Highly doubtful.
"IDE" is a very generic term these days. What specific version/speed are you using? What hard disk are you using? What's your typical access pattern look like? What's your bottleneck?
A typical hard disk today might be a metal platter on SATA 2 (3 Gbps on the wire). The next SCSI version faster than this is Ultra640. I would say that SCSI drives tend to be rarer and more expensive and lower in capacity (so 10 TB would probably take a lot of drives!), but I don't think anybody makes a metal platter on Ultra640 at all.
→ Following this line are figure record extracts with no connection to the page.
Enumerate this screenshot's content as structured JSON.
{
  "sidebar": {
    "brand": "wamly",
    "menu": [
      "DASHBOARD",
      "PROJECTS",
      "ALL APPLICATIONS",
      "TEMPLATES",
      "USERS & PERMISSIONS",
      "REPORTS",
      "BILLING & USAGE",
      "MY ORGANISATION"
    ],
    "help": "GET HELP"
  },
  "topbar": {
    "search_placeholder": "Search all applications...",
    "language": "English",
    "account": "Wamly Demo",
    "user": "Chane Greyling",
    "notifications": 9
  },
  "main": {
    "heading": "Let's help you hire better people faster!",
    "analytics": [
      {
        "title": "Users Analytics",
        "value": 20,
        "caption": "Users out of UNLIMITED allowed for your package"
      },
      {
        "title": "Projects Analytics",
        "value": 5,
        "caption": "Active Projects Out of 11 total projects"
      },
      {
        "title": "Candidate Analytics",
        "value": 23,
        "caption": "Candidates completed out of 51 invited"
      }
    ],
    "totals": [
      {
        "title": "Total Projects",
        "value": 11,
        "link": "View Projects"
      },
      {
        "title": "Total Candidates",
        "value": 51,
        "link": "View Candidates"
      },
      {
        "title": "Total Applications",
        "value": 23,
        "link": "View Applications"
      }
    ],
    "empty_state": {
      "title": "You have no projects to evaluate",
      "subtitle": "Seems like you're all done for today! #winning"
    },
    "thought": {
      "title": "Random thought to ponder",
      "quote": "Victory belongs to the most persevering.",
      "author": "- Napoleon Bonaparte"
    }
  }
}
A fast metal platter hard disk might be in the neighborhood of 0.5 Gbps for sequential reads, so even SATA 2 is many times faster than it. Seek time and latency could be a little bit lower for SCSI drives, but that depends entirely on the particular drive. If you're read-heavy, mirroring your existing drive could help with latency. If you're concerned about the hard disk's cache being faster than the interface wire speed, adding RAM would be a much easier and cheaper solution.
Again, you've not told us what your bottleneck is, so we can only guess, but it would have to be a pretty specific set of circumstances for the hard disk's wire protocol to make any difference at all.
Most of the very fastest drives available today are SSDs, which nobody seems to make in SCSI any more, and certainly not at any wire speeds greater than SATA 2. The fastest storage devices are solid state but go straight through PCI-Express. And companies like Google seem pretty concerned with performance but don't bother with expensive parts like SCSI.